Intruding on this choreographed efficiency, catching Federico’s eye I gesture with a smile for the bill, and almost instantaneously both brothers have descended on our table.
‘I promise Federico I introduce you, is not often we have gentleman and beautiful ghost in Sprinkle of Rocket.’
‘Excuse me,’ someone dares to attempt to interrupt.
‘One moment, please!’ Luigi peremptorily instructs them, and returning very swiftly to his task: ‘Anna, this is my brother Federico, always give me hard time but I love him. Federico, this is Leon. Anna and Leon meet today in our place for the first time, and is big success, no?’
‘Hi, Federico.’ Anna has taken Federico’s hand in both of hers, and as Federico adoringly lowers his head, she stands up and they kiss each other’s cheeks.
Politely I also stand up, and already Luigi has embraced me and it’s time for the exchange of more explosions. Then he swings me around and brings me face to face with the eyebrows, only this time I know better than to stare. We b
oth smile at each other instead, and I give Federico a bear hug, but he pulls back his face and holds mine into place by pinching my cheeks, then he breaks into a giggle and affectionately pats me on the back.
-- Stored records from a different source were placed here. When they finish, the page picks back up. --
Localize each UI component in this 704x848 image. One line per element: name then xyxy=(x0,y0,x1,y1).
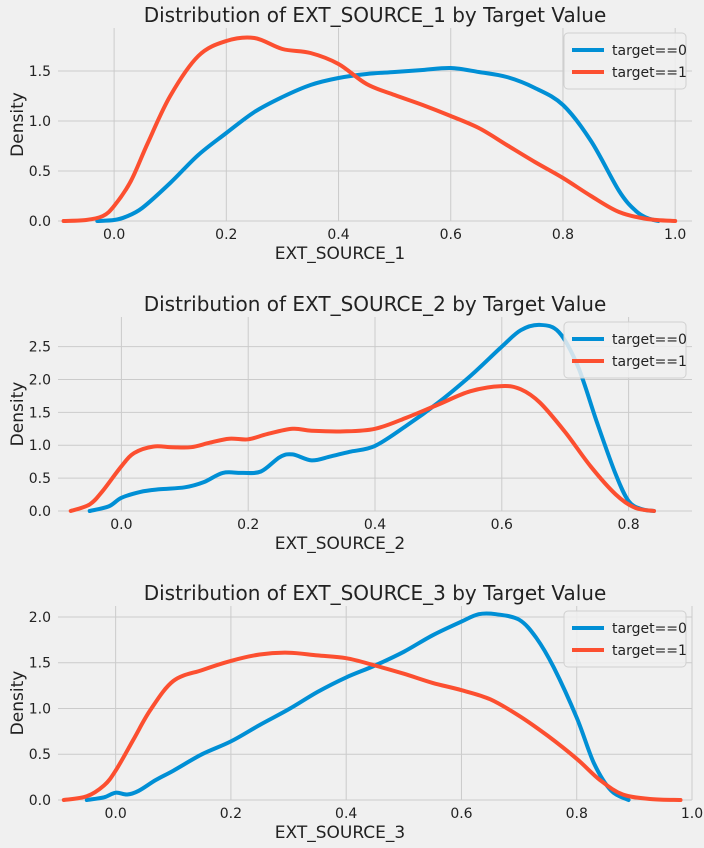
legend: target==0 target==1 xyxy=(563,610,687,668)
x-tick-label: 0.8 xyxy=(552,227,574,243)
x-tick-label: 0.8 xyxy=(566,806,588,822)
x-tick-label: 0.6 xyxy=(440,227,462,243)
y-axis-label: Density xyxy=(8,382,28,447)
x-axis-label: EXT_SOURCE_1 xyxy=(275,244,405,264)
y-tick-label: 0.0 xyxy=(29,214,51,230)
legend-label: target==1 xyxy=(612,643,687,659)
y-tick-label: 0.0 xyxy=(29,504,51,520)
x-tick-label: 0.0 xyxy=(110,517,132,533)
legend: target==0 target==1 xyxy=(563,32,687,90)
y-axis-label: Density xyxy=(8,92,28,157)
legend-label: target==1 xyxy=(612,354,687,370)
y-tick-label: 0.5 xyxy=(29,747,51,763)
chart-panel-2: 0.0 0.2 0.4 0.6 0.8 0.0 0.5 1.0 1.5 2.0 2.5 Distrib… xyxy=(8,292,692,554)
series-line-target-eq-1 xyxy=(68,384,656,513)
y-tick-label: 1.0 xyxy=(29,438,51,454)
legend-box xyxy=(563,321,687,379)
x-axis-label: EXT_SOURCE_3 xyxy=(275,823,405,843)
x-tick-label: 0.0 xyxy=(105,806,127,822)
legend: target==0 target==1 xyxy=(563,321,687,379)
y-tick-label: 1.5 xyxy=(29,656,51,672)
y-tick-label: 2.0 xyxy=(29,372,51,388)
y-tick-label: 0.0 xyxy=(29,793,51,809)
y-tick-label: 1.0 xyxy=(29,114,51,130)
chart-title: Distribution of EXT_SOURCE_1 by Target V… xyxy=(144,3,607,27)
x-tick-label: 0.6 xyxy=(491,517,513,533)
legend-box xyxy=(563,610,687,668)
series-line-target-eq-1 xyxy=(61,35,678,223)
legend-label: target==0 xyxy=(612,43,687,59)
x-axis-label: EXT_SOURCE_2 xyxy=(275,534,405,554)
legend-label: target==0 xyxy=(612,621,687,637)
chart-panel-3: 0.0 0.2 0.4 0.6 0.8 1.0 0.0 0.5 1.0 1.5 2.0 Distrib… xyxy=(8,581,703,843)
y-axis-label: Density xyxy=(8,671,28,736)
series-line-target-eq-0 xyxy=(87,322,656,513)
x-tick-label: 1.0 xyxy=(681,806,703,822)
chart-title: Distribution of EXT_SOURCE_2 by Target V… xyxy=(144,292,607,316)
y-tick-label: 2.0 xyxy=(29,610,51,626)
y-tick-label: 2.5 xyxy=(29,340,51,356)
x-tick-label: 0.2 xyxy=(215,227,237,243)
chart-panel-1: 0.0 0.2 0.4 0.6 0.8 1.0 0.0 0.5 1.0 1.5 Distributi… xyxy=(8,3,692,264)
series-line-target-eq-0 xyxy=(95,65,661,223)
legend-label: target==1 xyxy=(612,65,687,81)
y-tick-label: 0.5 xyxy=(29,164,51,180)
series-line-target-eq-0 xyxy=(84,611,631,802)
x-tick-label: 1.0 xyxy=(664,227,686,243)
series-line-target-eq-1 xyxy=(61,650,683,802)
y-tick-label: 1.5 xyxy=(29,64,51,80)
x-tick-label: 0.4 xyxy=(364,517,386,533)
x-tick-label: 0.4 xyxy=(335,806,357,822)
x-tick-label: 0.2 xyxy=(220,806,242,822)
legend-box xyxy=(563,32,687,90)
y-tick-label: 0.5 xyxy=(29,471,51,487)
legend-label: target==0 xyxy=(612,332,687,348)
y-tick-label: 1.5 xyxy=(29,405,51,421)
x-tick-label: 0.8 xyxy=(617,517,639,533)
y-tick-label: 1.0 xyxy=(29,701,51,717)
x-tick-label: 0.2 xyxy=(237,517,259,533)
x-tick-label: 0.4 xyxy=(327,227,349,243)
x-tick-label: 0.6 xyxy=(450,806,472,822)
x-tick-label: 0.0 xyxy=(103,227,125,243)
chart-title: Distribution of EXT_SOURCE_3 by Target V… xyxy=(144,581,607,605)
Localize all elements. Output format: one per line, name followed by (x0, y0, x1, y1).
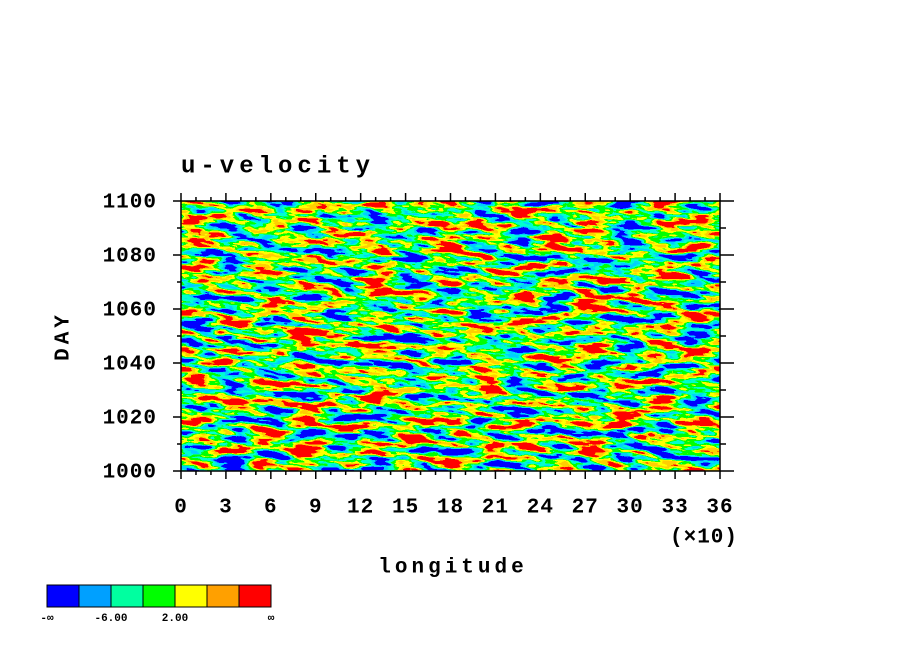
x-tick-label: 33 (661, 497, 688, 520)
x-tick-label: 3 (219, 497, 233, 520)
field-group (181, 201, 720, 471)
y-tick-label: 1020 (103, 408, 157, 431)
field-clip-group (181, 201, 720, 471)
colorbar-label: -∞ (40, 613, 54, 625)
x-tick-label: 24 (527, 497, 554, 520)
y-tick-label: 1080 (103, 246, 157, 269)
y-tick-label: 1100 (103, 192, 157, 215)
y-tick-label: 1000 (103, 462, 157, 485)
y-axis-label: DAY (53, 311, 76, 361)
chart-title: u-velocity (181, 153, 375, 180)
colorbar-swatch (238, 584, 272, 608)
y-tick-label: 1040 (103, 354, 157, 377)
x-tick-label: 27 (572, 497, 599, 520)
colorbar-swatch (142, 584, 176, 608)
colorbar-swatch (206, 584, 240, 608)
colorbar-swatch (174, 584, 208, 608)
y-tick-label: 1060 (103, 300, 157, 323)
colorbar-label: -6.00 (94, 613, 127, 625)
x-scale-note: (×10) (670, 527, 738, 550)
colorbar-label: ∞ (268, 613, 275, 625)
x-tick-label: 9 (309, 497, 323, 520)
x-tick-label: 21 (482, 497, 509, 520)
x-tick-label: 6 (264, 497, 278, 520)
contour-field (181, 201, 720, 471)
x-tick-label: 15 (392, 497, 419, 520)
colorbar-swatch (110, 584, 144, 608)
colorbar-swatch (78, 584, 112, 608)
colorbar-label: 2.00 (162, 613, 188, 625)
x-tick-label: 36 (706, 497, 733, 520)
x-axis-label: longitude (378, 557, 527, 580)
x-tick-label: 30 (617, 497, 644, 520)
x-tick-label: 18 (437, 497, 464, 520)
x-tick-label: 12 (347, 497, 374, 520)
colorbar-swatch (46, 584, 80, 608)
x-tick-label: 0 (174, 497, 188, 520)
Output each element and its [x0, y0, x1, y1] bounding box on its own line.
‘Now you kiss each other, please,’ Luigi entreats us, and obediently we do. ‘And Anna and Leon will kiss maybe later, si?’
When I ask to pay, Federico blocks my mouth with his hand, and the brothers then escort us past the hungry angry queue to the door, where another effusion takes place before we are allowed on our way.
‘Will be always our pleasure to see you.’
‘And we like to see you soon,’ adds Federico sincerely.
Karl Marx
For me this is perfect weather: the crisp and chilly sunshine of early October, and as we walk steeply uphill towards Highgate Village, we exchange our impressions of the Sprinkle of Rocket, and - almost parenthetically – also our impressions of each other.
‘You’re very social,’ says Anna Tor.
‘I’m as surprised as you are,’ I say.
‘Did I say I was surprised?’
‘No, but I think you implied it.’
‘How did I imply it?’
‘By saying earlier that I wasn’t at all what you expected.’
‘Did I say that?’
‘You said you thought I’d be impossibly intense.’
‘And melancholy,’ chuckles Anna Tor.
‘And probably anti-social.’
‘But you’re actually the opposite.’
‘Today I was the opposite. Well, only partially the opposite. Until I was put in my place.’